A significant heavy vehicle-related event in May was the publication for public comment of the Carbon Tax Policy Paper, Reducing greenhouse gas emissions and facilitating the transition to a green economy by National Treasury. This is an update on the 2010 discussion paper Reducing gas emissions: the carbon tax option. South Africa is a signatory of COP 17 and thus undertakes to implement national actions to curb GHG emissions by 34 % by 2020 and 42 % by 2025 below business as usual. The aim of implementing carbon taxes is to change future behaviour rather than to generate revenue – so they say.
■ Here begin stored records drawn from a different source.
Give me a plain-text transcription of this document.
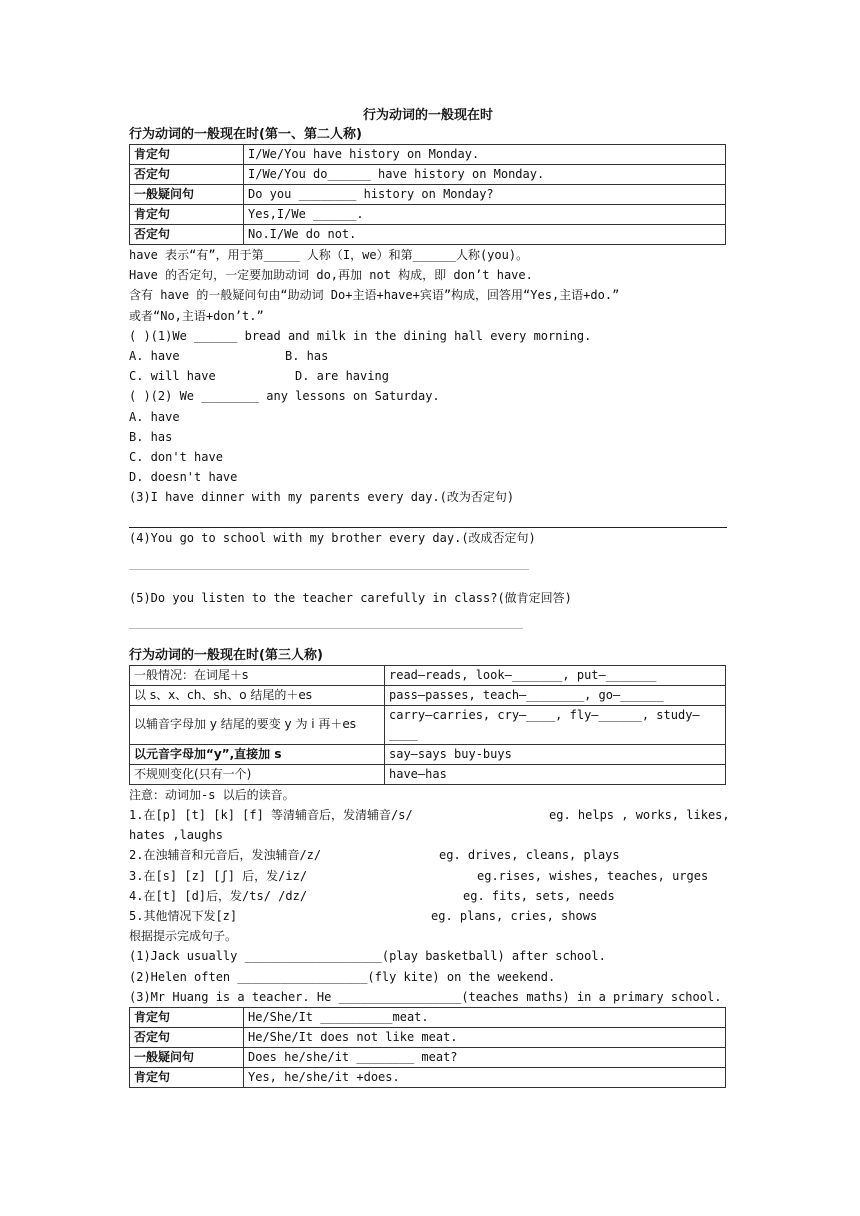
行为动词的一般现在时
行为动词的一般现在时(第一、第二人称)
肯定句	I/We/You have history on Monday.
否定句	I/We/You do______ have history on Monday.
一般疑问句	Do you ________ history on Monday?
肯定句	Yes,I/We ______.
否定句	No.I/We do not.
have 表示“有”，用于第_____ 人称（I，we）和第______人称(you)。
Have 的否定句，一定要加助动词 do,再加 not 构成，即 don’t have.
含有 have 的一般疑问句由“助动词 Do+主语+have+宾语”构成，回答用“Yes,主语+do.”
或者“No,主语+don’t.”
( )(1)We ______ bread and milk in the dining hall every morning.
A. have	B. has
C. will have	D. are having
( )(2) We ________ any lessons on Saturday.
A. have
B. has
C. don't have
D. doesn't have
(3)I have dinner with my parents every day.(改为否定句)
(4)You go to school with my brother every day.(改成否定句)
(5)Do you listen to the teacher carefully in class?(做肯定回答)
行为动词的一般现在时(第三人称)
一般情况：在词尾＋s	read—reads, look—_______, put—_______
以 s、x、ch、sh、o 结尾的＋es	pass—passes, teach—________, go—______
以辅音字母加 y 结尾的要变 y 为 i 再＋es	carry—carries, cry—____, fly—______, study—____
以元音字母加“y”,直接加 s	say—says buy-buys
不规则变化(只有一个)	have—has
注意：动词加-s 以后的读音。
1.在[p] [t] [k] [f] 等清辅音后，发清辅音/s/	eg. helps , works, likes,
hates ,laughs
2.在浊辅音和元音后，发浊辅音/z/	eg. drives, cleans, plays
3.在[s] [z] [ʃ] 后，发/iz/	eg.rises, wishes, teaches, urges
4.在[t] [d]后，发/ts/ /dz/	eg. fits, sets, needs
5.其他情况下发[z]	eg. plans, cries, shows
根据提示完成句子。
(1)Jack usually ___________________(play basketball) after school.
(2)Helen often __________________(fly kite) on the weekend.
(3)Mr Huang is a teacher. He _________________(teaches maths) in a primary school.
肯定句	He/She/It __________meat.
否定句	He/She/It does not like meat.
一般疑问句	Does he/she/it ________ meat?
肯定句	Yes, he/she/it +does.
Key features of the tax include three 5-year phase in periods, Phase 1 of which starts in Jan 2015; an across the board 60 % tax free threshold of actual emissions; a 70 % tax free threshold for the electricity sector, with some sectors qualifying for up to a 90 % tax free threshold; exemption for the agricultural and waste sectors during Phase 1 (to be reviewed for Phase 2). The carbon tax will start at approx. US$ 12 per ton of CO2e increasing at 10 % per annum during Phase 1. Taking into account the various exemptions, the effective tax rate will vary from US$ 1.20 to US$ 5 per ton of CO2e in 2015. Representatives of the road freight sector have been engaging with government for some time regarding various issues, in particular the limited availability of appropriate fuels for operating Euro 4 and Euro 5 engines in southern Africa. The Carbon Tax policy paper can be downloaded from http://www.treasury.gov.za/public%20comments/

Details of the next HVTT conference in Argentina should be available within the next month or two.